In one email described in the Guardian’s reporting, on 23 January Maj Jessica Bruce of the Atlanta police informed a dozen agencies: “As we get closer to the building of the Acadamy [sic] I wish to keep everyone informed in a timely manner” – and that she would be adding everyone receiving the email to a Signal group. The “Acadamy” is Cop City.

That email was sent to police departments in Atlanta and in Cobb and DeKalb counties – part of the Atlanta metro area – as well as the Georgia bureau of investigation, the FBI and the ATF. Police from the Norfolk Southern railroad were also copied.

Gastley asked in a 13 February email to the attorney general’s office for “preservation and production” of “[a]ll messages pertaining to the ‘Stop Cop City’/‘Defend the Atlanta Forest’ investigation and prosecution exchanged by law enforcement on … encrypted messaging apps such as Signal and WhatsApp”.

He named all police officials and agencies mentioned in the Guardian’s reporting, asking for communications between them.
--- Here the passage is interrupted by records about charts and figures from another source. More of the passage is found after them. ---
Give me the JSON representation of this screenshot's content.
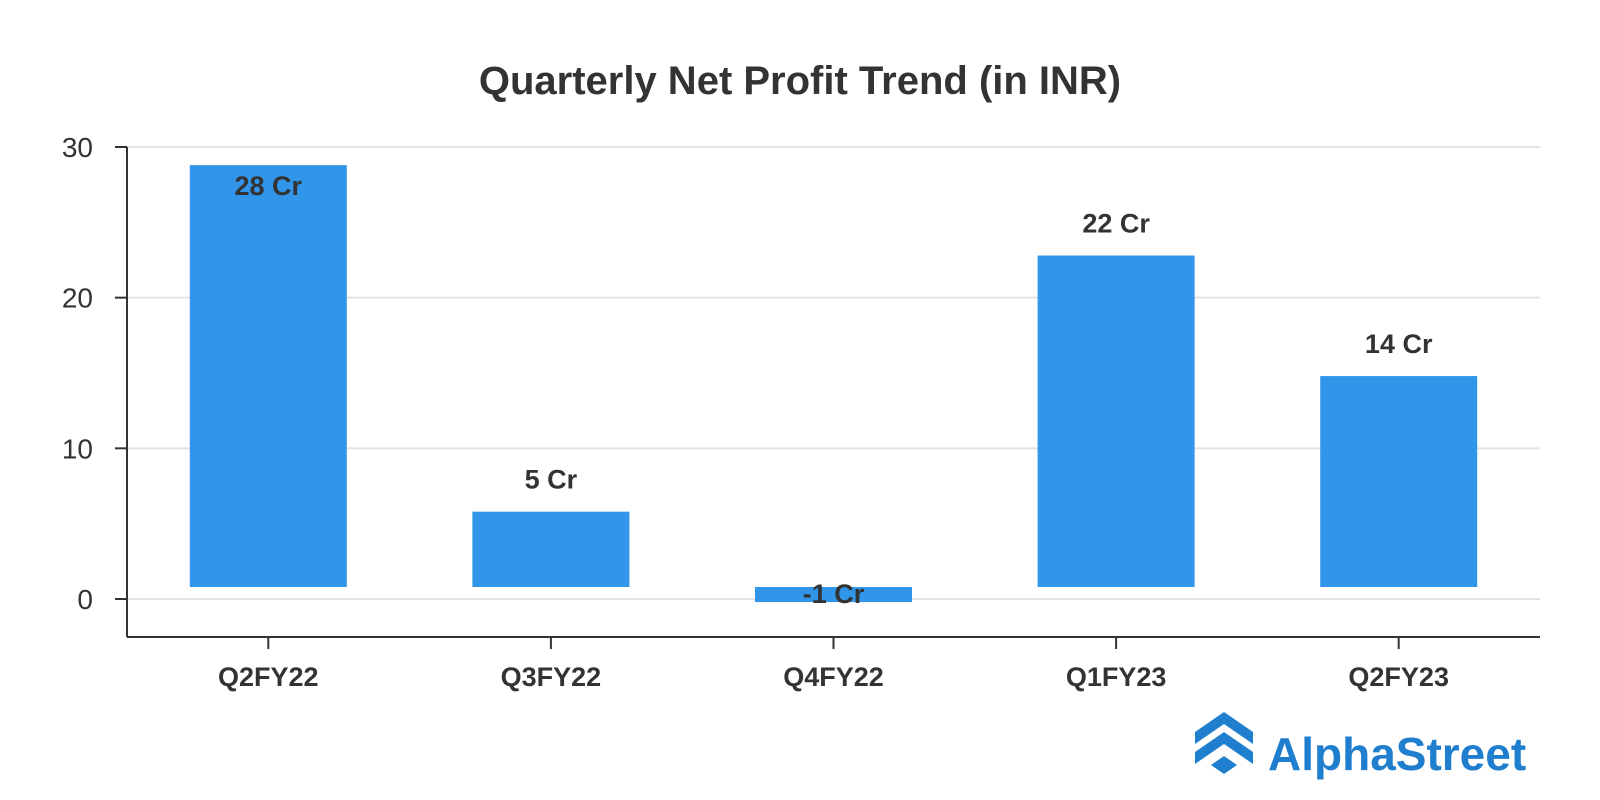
{
  "chart_data": {
    "type": "bar",
    "title": "Quarterly Net Profit Trend (in INR)",
    "xlabel": "",
    "ylabel": "",
    "categories": [
      "Q2FY22",
      "Q3FY22",
      "Q4FY22",
      "Q1FY23",
      "Q2FY23"
    ],
    "values": [
      28,
      5,
      -1,
      22,
      14
    ],
    "data_labels": [
      "28 Cr",
      "5 Cr",
      "-1 Cr",
      "22 Cr",
      "14 Cr"
    ],
    "ylim": [
      0,
      30
    ],
    "yticks": [
      0,
      10,
      20,
      30
    ],
    "ytick_labels": [
      "0",
      "10",
      "20",
      "30"
    ],
    "grid": true,
    "bar_color": "#3195ea",
    "grid_color": "#e3e3e3",
    "axis_color": "#333333",
    "text_color": "#333333"
  },
  "brand": {
    "name": "AlphaStreet",
    "color": "#1f7fce",
    "logo_icon": "chevron-stack-logo-icon"
  }
}
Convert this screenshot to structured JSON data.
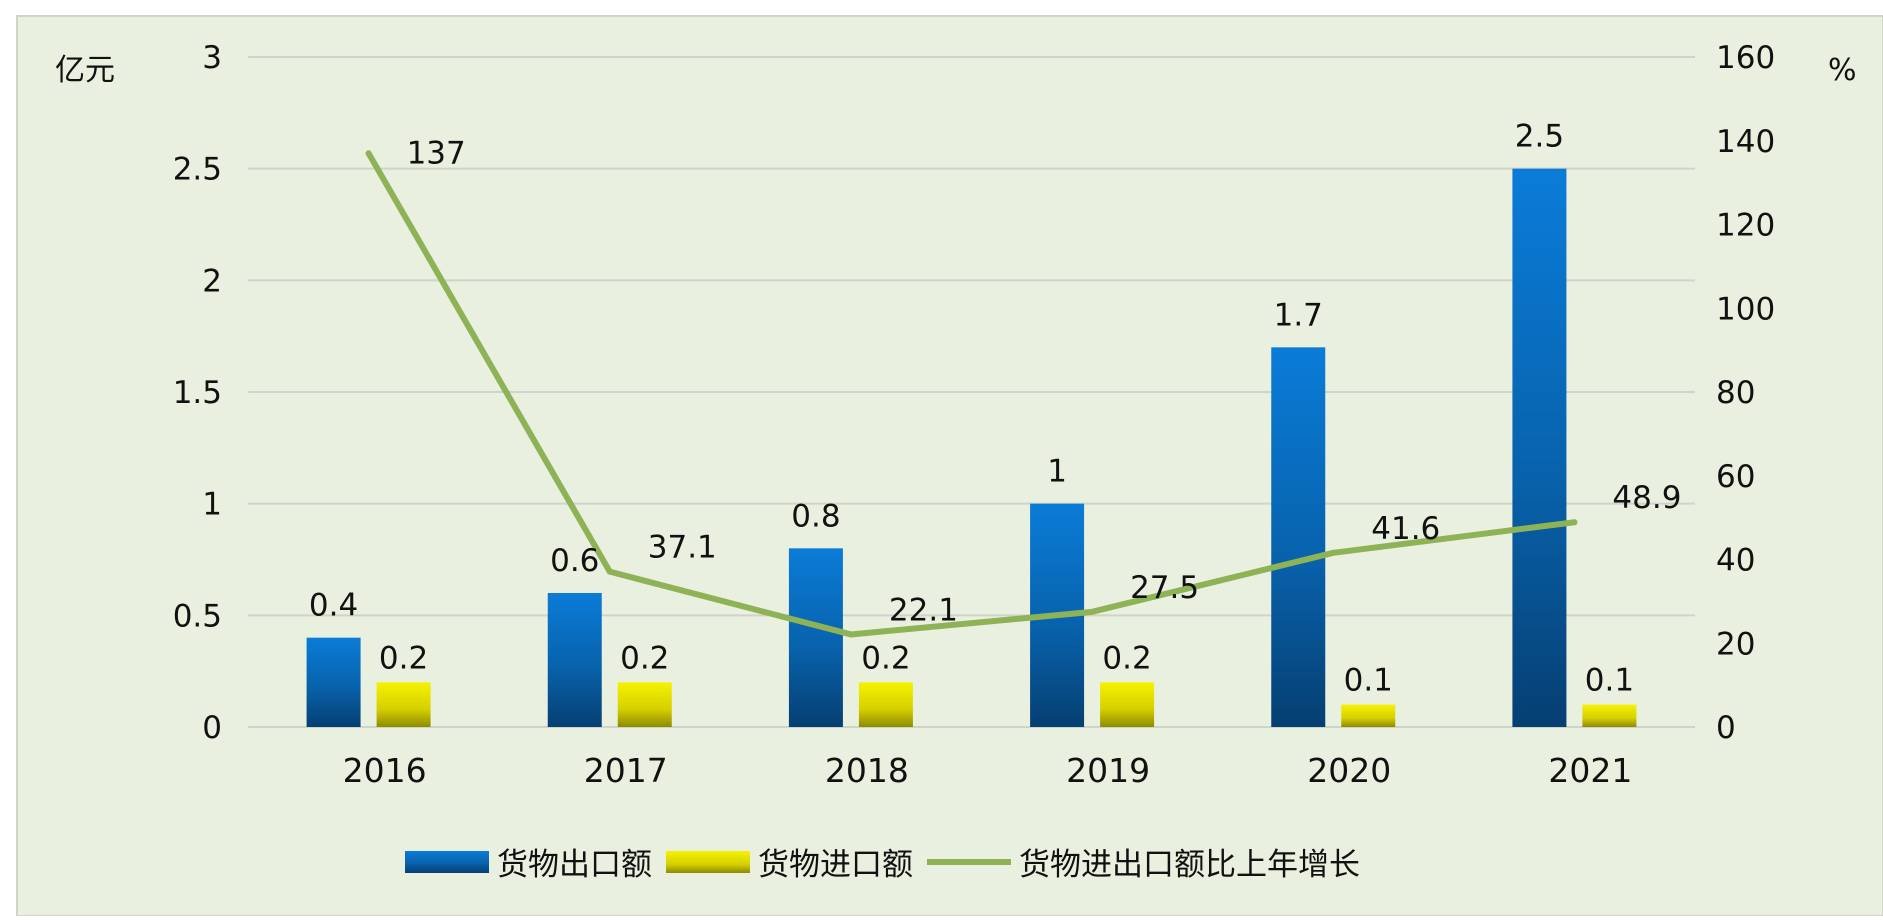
{
  "chart_data": {
    "type": "bar",
    "categories": [
      "2016",
      "2017",
      "2018",
      "2019",
      "2020",
      "2021"
    ],
    "left_axis": {
      "unit": "亿元",
      "ylim": [
        0,
        3
      ],
      "ticks": [
        "0",
        "0.5",
        "1",
        "1.5",
        "2",
        "2.5",
        "3"
      ]
    },
    "right_axis": {
      "unit": "%",
      "ylim": [
        0,
        160
      ],
      "ticks": [
        "0",
        "20",
        "40",
        "60",
        "80",
        "100",
        "120",
        "140",
        "160"
      ]
    },
    "series": [
      {
        "name": "货物出口额",
        "kind": "bar",
        "axis": "left",
        "color": "#0a72c8",
        "values": [
          0.4,
          0.6,
          0.8,
          1,
          1.7,
          2.5
        ],
        "labels": [
          "0.4",
          "0.6",
          "0.8",
          "1",
          "1.7",
          "2.5"
        ]
      },
      {
        "name": "货物进口额",
        "kind": "bar",
        "axis": "left",
        "color": "#e8e400",
        "values": [
          0.2,
          0.2,
          0.2,
          0.2,
          0.1,
          0.1
        ],
        "labels": [
          "0.2",
          "0.2",
          "0.2",
          "0.2",
          "0.1",
          "0.1"
        ]
      },
      {
        "name": "货物进出口额比上年增长",
        "kind": "line",
        "axis": "right",
        "color": "#8db356",
        "values": [
          137,
          37.1,
          22.1,
          27.5,
          41.6,
          48.9
        ],
        "labels": [
          "137",
          "37.1",
          "22.1",
          "27.5",
          "41.6",
          "48.9"
        ]
      }
    ],
    "grid": true,
    "legend_position": "bottom",
    "background": "#eaf0e0"
  }
}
He also asked for all communications about the decision to use the app, and about any policies governing its use.

“It is implausible that there are no relevant witness statements contained on these large-scale, inter-agency Signal group threads designed to communicate about the Cop City protests,” the 15 March motion reads.

Despite five emails and an in-person visit, the attorney asserts, Fowler did not respond – except to say that he didn’t think the state had any such messages, but had “a willingness to consider complying with the request”, according to the motion.

The defense attorney sums up these events in the motion, raising the possibility that messages have been deleted: “[C]ommunications with the Attorney General’s Office suggest that there has been no diligent inquiry to determine the extent of discoverable materials contained within the tranche of law enforcement Signal messages (to the extent these messages have not been deleted).”

With Signal, users can set the app to automatically delete messages, at which point they are not even available for retrieval on computer servers, as with standard texts. First amendment and digital transparency experts told the Guardian in December that police or other government officials using encrypted apps like Signal to communicate about official business raises serious concerns about the ability to access information afterward, in accordance with “freedom of information” and open-records laws – and now, possibly, in response to discovery requests in state prosecutions.

The defense attorney’s motion also notes in a footnote how the state’s own 109-page Rico indictment refers to the use of Signal by activists against Cop City. Their “communication is often cloaked in secrecy, using sophisticated technology aimed at preventing law enforcement from viewing their communication and preventing recovery of the information”, the indictment reads.

“In the indictment of this case, the State itself chose to include the use of the Signal messaging platform as alleged inculpatory evidence against the defendants’ purported ‘enterprise’,” the motion reads. “Surely, the extent to which law enforcement itself intentionally shifted their own communications to this very same platform will be relevant evidence for the jury … particularly if a substantial amount of law enforcement material is in fact unpreserved.”